Brandon Curry Diet Overview

Brandon eats seven to eight meals a day. He focuses on whole-food meals as opposed to processed foods. Anything that has more than a couple of ingredients on the label is typically on Brandon’s to-avoid list. He carefully chooses his macros, opting for healthy fats, complex carbs, and lean proteins.

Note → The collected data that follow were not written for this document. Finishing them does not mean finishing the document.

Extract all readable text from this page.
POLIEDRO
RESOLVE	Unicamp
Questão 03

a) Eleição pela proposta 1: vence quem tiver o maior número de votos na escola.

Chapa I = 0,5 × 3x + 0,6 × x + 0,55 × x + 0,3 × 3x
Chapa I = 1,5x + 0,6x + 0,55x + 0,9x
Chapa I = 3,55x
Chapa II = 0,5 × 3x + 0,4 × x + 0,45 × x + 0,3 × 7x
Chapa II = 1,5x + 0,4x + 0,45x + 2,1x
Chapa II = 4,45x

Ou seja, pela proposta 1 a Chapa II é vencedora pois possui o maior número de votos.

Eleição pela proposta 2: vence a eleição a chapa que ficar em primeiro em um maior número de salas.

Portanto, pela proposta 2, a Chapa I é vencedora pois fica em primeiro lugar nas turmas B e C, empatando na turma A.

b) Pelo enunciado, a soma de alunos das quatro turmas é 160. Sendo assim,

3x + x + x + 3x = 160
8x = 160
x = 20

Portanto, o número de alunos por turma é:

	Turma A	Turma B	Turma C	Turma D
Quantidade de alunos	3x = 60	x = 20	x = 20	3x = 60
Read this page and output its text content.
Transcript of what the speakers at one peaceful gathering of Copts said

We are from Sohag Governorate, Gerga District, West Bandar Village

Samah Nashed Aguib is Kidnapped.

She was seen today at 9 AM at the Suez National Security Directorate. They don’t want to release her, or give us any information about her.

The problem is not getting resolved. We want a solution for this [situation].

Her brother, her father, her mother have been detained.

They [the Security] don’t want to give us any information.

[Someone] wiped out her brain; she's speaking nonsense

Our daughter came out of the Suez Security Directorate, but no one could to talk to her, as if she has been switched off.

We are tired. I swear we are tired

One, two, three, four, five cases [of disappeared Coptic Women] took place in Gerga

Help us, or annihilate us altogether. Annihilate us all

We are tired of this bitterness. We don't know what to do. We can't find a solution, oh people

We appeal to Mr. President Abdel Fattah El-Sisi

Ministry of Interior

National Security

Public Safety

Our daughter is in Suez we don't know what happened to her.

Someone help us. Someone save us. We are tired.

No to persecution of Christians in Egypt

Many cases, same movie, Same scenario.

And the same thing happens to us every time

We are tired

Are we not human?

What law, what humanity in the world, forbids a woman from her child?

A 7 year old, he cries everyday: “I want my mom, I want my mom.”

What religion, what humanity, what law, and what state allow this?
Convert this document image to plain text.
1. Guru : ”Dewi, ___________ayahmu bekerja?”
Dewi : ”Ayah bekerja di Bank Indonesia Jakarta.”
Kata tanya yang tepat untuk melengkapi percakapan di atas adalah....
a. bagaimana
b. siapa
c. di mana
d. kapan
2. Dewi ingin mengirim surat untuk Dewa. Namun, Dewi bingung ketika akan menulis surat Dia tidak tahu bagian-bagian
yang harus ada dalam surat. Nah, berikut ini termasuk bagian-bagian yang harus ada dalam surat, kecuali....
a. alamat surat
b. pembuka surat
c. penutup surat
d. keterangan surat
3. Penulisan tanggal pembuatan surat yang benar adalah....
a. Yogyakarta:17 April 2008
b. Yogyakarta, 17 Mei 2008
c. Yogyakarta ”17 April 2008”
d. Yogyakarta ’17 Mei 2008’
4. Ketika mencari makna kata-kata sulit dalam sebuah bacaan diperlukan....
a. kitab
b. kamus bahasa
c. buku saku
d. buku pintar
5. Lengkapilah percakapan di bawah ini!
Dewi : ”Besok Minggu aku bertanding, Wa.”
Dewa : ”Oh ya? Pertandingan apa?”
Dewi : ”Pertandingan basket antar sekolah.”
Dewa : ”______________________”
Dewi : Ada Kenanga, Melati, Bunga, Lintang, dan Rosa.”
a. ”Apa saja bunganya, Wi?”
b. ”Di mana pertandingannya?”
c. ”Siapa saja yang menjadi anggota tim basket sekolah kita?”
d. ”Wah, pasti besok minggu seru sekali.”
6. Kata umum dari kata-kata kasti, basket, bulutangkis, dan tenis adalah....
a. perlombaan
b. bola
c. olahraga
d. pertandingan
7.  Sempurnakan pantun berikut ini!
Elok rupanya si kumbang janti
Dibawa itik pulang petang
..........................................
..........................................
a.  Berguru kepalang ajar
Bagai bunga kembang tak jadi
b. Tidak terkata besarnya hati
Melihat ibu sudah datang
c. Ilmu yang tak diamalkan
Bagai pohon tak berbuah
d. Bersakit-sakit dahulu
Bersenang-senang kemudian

That said, he doesn’t shy away from cheat meals. Once per week, Brandon will reward himself with a sweet treat. He burns it off quickly when he’s training with high volume and heavy squats in the gym. His diet naturally gets more strict as he approaches the cutting phase.

Pushing Past Plateaus

Brandon admits that at times, things don’t go his way. He reaches a plateau in training and nutrition despite doing his best. There are times where Brandon feels frustrated with the lack of progress, but he keeps bashing on. He’ll switch up his training routine, change his macros, or make a lifestyle change to turn the corner and become a stronger him – both mentally and physically.

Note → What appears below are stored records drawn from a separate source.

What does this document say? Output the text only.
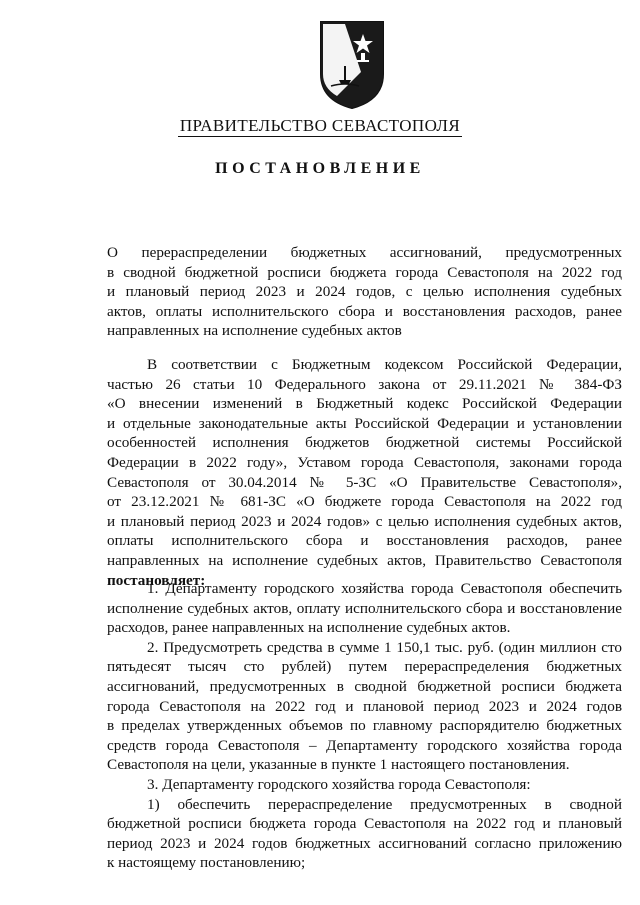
ПРАВИТЕЛЬСТВО СЕВАСТОПОЛЯ
ПОСТАНОВЛЕНИЕ
О перераспределении бюджетных ассигнований, предусмотренных
в сводной бюджетной росписи бюджета города Севастополя на 2022 год
и плановый период 2023 и 2024 годов, с целью исполнения судебных
актов, оплаты исполнительского сбора и восстановления расходов, ранее
направленных на исполнение судебных актов
В соответствии с Бюджетным кодексом Российской Федерации,
частью 26 статьи 10 Федерального закона от 29.11.2021 № 384-ФЗ
«О внесении изменений в Бюджетный кодекс Российской Федерации
и отдельные законодательные акты Российской Федерации и установлении
особенностей исполнения бюджетов бюджетной системы Российской
Федерации в 2022 году», Уставом города Севастополя, законами города
Севастополя от 30.04.2014 № 5-ЗС «О Правительстве Севастополя»,
от 23.12.2021 № 681-ЗС «О бюджете города Севастополя на 2022 год
и плановый период 2023 и 2024 годов» с целью исполнения судебных актов,
оплаты исполнительского сбора и восстановления расходов, ранее
направленных на исполнение судебных актов, Правительство Севастополя
постановляет:
1. Департаменту городского хозяйства города Севастополя обеспечить
исполнение судебных актов, оплату исполнительского сбора и восстановление
расходов, ранее направленных на исполнение судебных актов.
2. Предусмотреть средства в сумме 1 150,1 тыс. руб. (один миллион сто
пятьдесят тысяч сто рублей) путем перераспределения бюджетных
ассигнований, предусмотренных в сводной бюджетной росписи бюджета
города Севастополя на 2022 год и плановой период 2023 и 2024 годов
в пределах утвержденных объемов по главному распорядителю бюджетных
средств города Севастополя – Департаменту городского хозяйства города
Севастополя на цели, указанные в пункте 1 настоящего постановления.
3. Департаменту городского хозяйства города Севастополя:
1) обеспечить перераспределение предусмотренных в сводной
бюджетной росписи бюджета города Севастополя на 2022 год и плановый
период 2023 и 2024 годов бюджетных ассигнований согласно приложению
к настоящему постановлению;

What’s on Brandon Curry’s Plate?

Foods that Brandon Curry eats include:

  • Oatmeal
  • Eggs (egg whites for the most part in the ‘cutting’ phase)
  • Vegetables, both frozen and fresh
  • Lean meat (poultry breast, low-fat ground beef)
  • Fish
  • Rice
  • Sweet potatoes
  • Nuts
  • Fruits

Foods like oatmeal, vegetables, sweet potatoes, and rice fuel Brandon’s workouts. Bodybuilders like him typically have most of their carbs in the morning and before training, as that’s when their glycogen reserves need tanking.

Foods like nuts and fish provide Brandon with the essential fats. These include omega-3s, which support his muscle growth, mood, and general health. According to Brandon, most foods have too many inflammatory fats these days. That’s why he’s such a big fan of omega-3s which are anti-inflammatory; helping him to stay healthy and strong.

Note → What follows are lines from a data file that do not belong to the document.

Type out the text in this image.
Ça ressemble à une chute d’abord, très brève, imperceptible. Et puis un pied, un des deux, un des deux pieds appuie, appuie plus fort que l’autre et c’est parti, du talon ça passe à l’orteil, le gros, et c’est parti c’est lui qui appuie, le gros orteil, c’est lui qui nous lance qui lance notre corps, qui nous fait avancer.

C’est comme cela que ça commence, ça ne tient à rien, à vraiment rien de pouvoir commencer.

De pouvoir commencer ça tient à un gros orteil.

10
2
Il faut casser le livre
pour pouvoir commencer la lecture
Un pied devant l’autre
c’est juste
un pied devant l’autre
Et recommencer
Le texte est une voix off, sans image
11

“Healthy fats of course, when it comes to managing inflammation, are important. It’s something that we lack in a typical diet these days. So supplementation if you aren’t eating a lot of fatty fish definitely offers benefits as far as heart health as well.”

– Brandon Curry

Let’s not forget that fatty food such as fish are also good sources of lean protein. Which is critical for maintaining Brandon’s huge muscles.

Cutting Diet

Some athletes like to drop their carbs to a minimum when dieting for a contest. Brandon Curry isn’t one of them. He says he’s a high-carb guy and prefers to keep his fats low during contest prep. Brandon finds that his physique responds best to high amounts of good carbs. The emphasis is on ‘good carbs’ here. Stuffing himself with bread, pasta or other high-glycemic food would only lead to fat gain, which is the last thing Brandon wants in the cutting phase.

Off-Season Diet

Brandon’s off-season diet doesn’t change much in terms of the food he eats. For the most part, only his macros change. He’ll eat more carbs and fats to bulk up, along with keeping a moderate-high protein intake. He aims to maintain the same quality of food from the in-season, eating unprocessed and lean meat, lots of healthful vegetables for fiber, and some fruit. Naturally, he has more leeway during this phase and can allow himself a cheat meal more often.

Supplements

Supplements Brandon Curry takes include:

  • Whey protein
  • Fat Burner
  • Pre-Workout
  • Multivitamins
  • ZMA

He also takes creatine but not all year-round. He doesn’t notice the impact of creatine on his performance when he takes it consistently throughout the year. Not to mention the water retention that comes with creatine supplementation. Which is something Brandon tries to avoid before a show.

As for cutting supplements, Brandon believes they have their place but aren’t as critical as his training or diet. He only uses them before a contest. Simply because he finds stimulant-based fat burners taxing on his adrenals. Stimulant-free fat burners have the advantage here since they’re much gentler on the body and still offer great benefits.